Care Coordinator Specialist
4 weeks ago
We are seeking a skilled Care Coordinator Specialist to join our team at Elevance Health. As a key member of our team, you will be responsible for conducting service coordination functions for a defined caseload of individuals in specialized programs. Your primary goal will be to facilitate the Person Centered Planning process, which involves documenting the member's preferences, needs, and self-identified goals. This will include conducting assessments, developing a comprehensive Person Centered Support Plan (PCSP), and interfacing with Medical Directors and participating in interdisciplinary care rounds to support the development of a fully integrated care plan. Additionally, you will engage the member's circle of support and manage the individual's physical health (PH)/behavioral health (BH)/LTSS needs, as required by applicable state law and contract, and federal requirements.
Key Responsibilities:
- Perform face-to-face program assessments using various tools with pre-defined questions to identify members with potential clinical health care needs.

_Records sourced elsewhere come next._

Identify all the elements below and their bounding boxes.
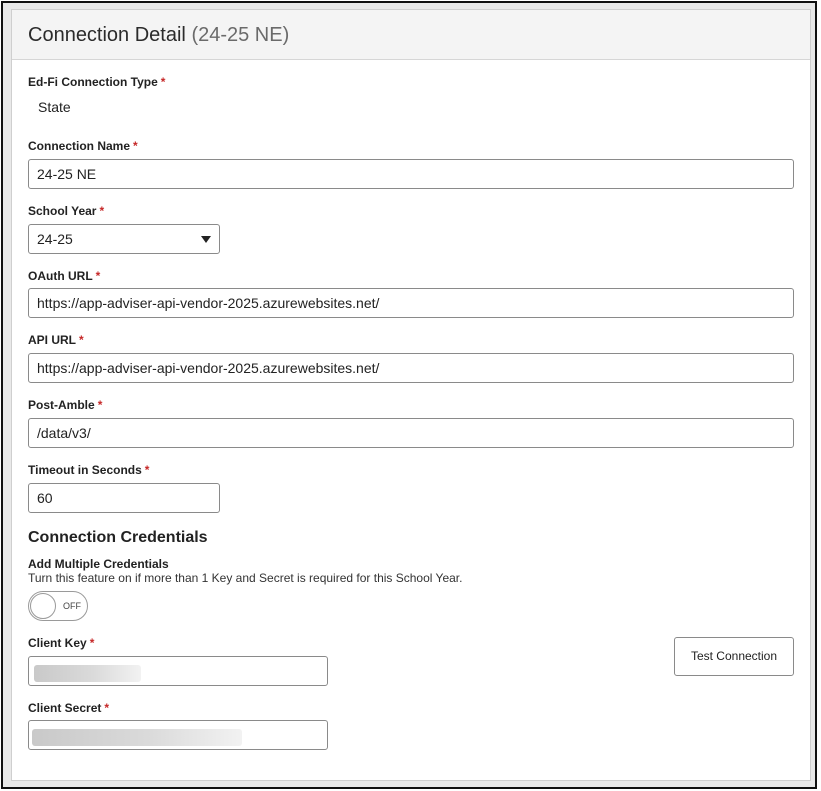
post-amble-input[interactable] bbox=[28, 418, 794, 448]
client-secret-label bbox=[28, 701, 109, 715]
required-marker: * bbox=[99, 204, 105, 218]
client-key-label-text: Client Key bbox=[28, 636, 87, 650]
oauth-url-input[interactable] bbox=[28, 288, 794, 318]
client-key-input[interactable] bbox=[28, 656, 328, 686]
school-year-label-text: School Year bbox=[28, 204, 97, 218]
credentials-section-title: Connection Credentials bbox=[28, 529, 208, 546]
oauth-url-value: https://app-adviser-api-vendor-2025.azurewebsites.net/ bbox=[37, 295, 380, 311]
client-secret-label-text: Client Secret bbox=[28, 701, 102, 715]
api-url-label bbox=[28, 333, 84, 347]
connection-name-label-text: Connection Name bbox=[28, 139, 131, 153]
required-marker: * bbox=[97, 398, 103, 412]
window-frame bbox=[1, 1, 817, 789]
multiple-credentials-toggle[interactable] bbox=[28, 591, 88, 621]
connection-name-input[interactable] bbox=[28, 159, 794, 189]
post-amble-label-text: Post-Amble bbox=[28, 398, 95, 412]
title-subtitle: (24-25 NE) bbox=[191, 24, 290, 46]
test-connection-button[interactable]: Test Connection bbox=[674, 637, 794, 676]
required-marker: * bbox=[95, 269, 101, 283]
redacted-client-secret bbox=[32, 729, 242, 746]
school-year-label bbox=[28, 204, 104, 218]
timeout-input[interactable] bbox=[28, 483, 220, 513]
toggle-state-text: OFF bbox=[63, 601, 81, 611]
panel-header bbox=[12, 10, 810, 60]
post-amble-label bbox=[28, 398, 102, 412]
school-year-select[interactable] bbox=[28, 224, 220, 254]
post-amble-value: /data/v3/ bbox=[37, 425, 91, 441]
api-url-value: https://app-adviser-api-vendor-2025.azurewebsites.net/ bbox=[37, 360, 380, 376]
oauth-url-label bbox=[28, 269, 100, 283]
timeout-label bbox=[28, 463, 149, 477]
required-marker: * bbox=[144, 463, 150, 477]
connection-name-label bbox=[28, 139, 138, 153]
redacted-client-key bbox=[34, 665, 141, 682]
required-marker: * bbox=[133, 139, 138, 153]
school-year-selected-value: 24-25 bbox=[37, 231, 73, 247]
client-key-label bbox=[28, 636, 94, 650]
connection-type-value: State bbox=[38, 99, 71, 115]
required-marker: * bbox=[104, 701, 110, 715]
timeout-label-text: Timeout in Seconds bbox=[28, 463, 142, 477]
multiple-credentials-label: Add Multiple Credentials bbox=[28, 557, 169, 571]
title-text: Connection Detail bbox=[28, 24, 186, 46]
api-url-input[interactable] bbox=[28, 353, 794, 383]
caret-down-icon bbox=[201, 236, 211, 243]
toggle-knob bbox=[30, 593, 56, 619]
required-marker: * bbox=[89, 636, 95, 650]
required-marker: * bbox=[160, 75, 166, 89]
connection-type-label bbox=[28, 75, 165, 89]
required-marker: * bbox=[79, 333, 84, 347]
connection-name-value: 24-25 NE bbox=[37, 166, 97, 182]
timeout-value: 60 bbox=[37, 490, 53, 506]
connection-detail-panel bbox=[11, 9, 811, 781]
client-secret-input[interactable] bbox=[28, 720, 328, 750]
connection-type-label-text: Ed-Fi Connection Type bbox=[28, 75, 158, 89]
multiple-credentials-help: Turn this feature on if more than 1 Key and Secret is required for this School Year. bbox=[28, 571, 463, 585]
api-url-label-text: API URL bbox=[28, 333, 76, 347]
oauth-url-label-text: OAuth URL bbox=[28, 269, 93, 283]
page-title bbox=[28, 24, 289, 47]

- Apply motivational interviewing techniques for evaluations, coordination, and management of an individual's waiver (such as LTSS/IDD), and BH or PH needs.
- Use tools and pre-defined identification processes to identify members with potential clinical health care needs and coordinate those member's cases with the clinical healthcare management and interdisciplinary team.
- Manage non-clinical needs of members with chronic illnesses, co-morbidities, and/or disabilities to ensure cost-effective and efficient utilization of long-term services and supports.
- Document short and long-term service and support goals in collaboration with the member's chosen care team.
- Identify members that would benefit from an alternative level of service or other waiver programs.
- May serve as a mentor, subject matter expert, or preceptor for new staff, assisting in the formal training of associates, and may be involved in process improvement initiatives.
- Submit utilization/authorization requests to utilization management with documentation supporting and aligning with the individual's care plan.
- Report critical incidents to appropriate internal and external parties, such as state and county agencies (Adult Protective Services, Law Enforcement).
- Assist and participate in appeal or fair hearings, member grievances, appeals, and state audits.
Requirements:
- Requires a BA/BS degree and a minimum of 2 years of experience working with a social work agency; or any combination of education and experience which would provide an equivalent background.
Preferred Skills, Capabilities, and Experiences:
- BA/BS degree field of study in a health care-related field is preferred.
- Specific education, years, and type of experience may be required based upon state law and contract requirements.
- Travels to worksite and other locations as necessary.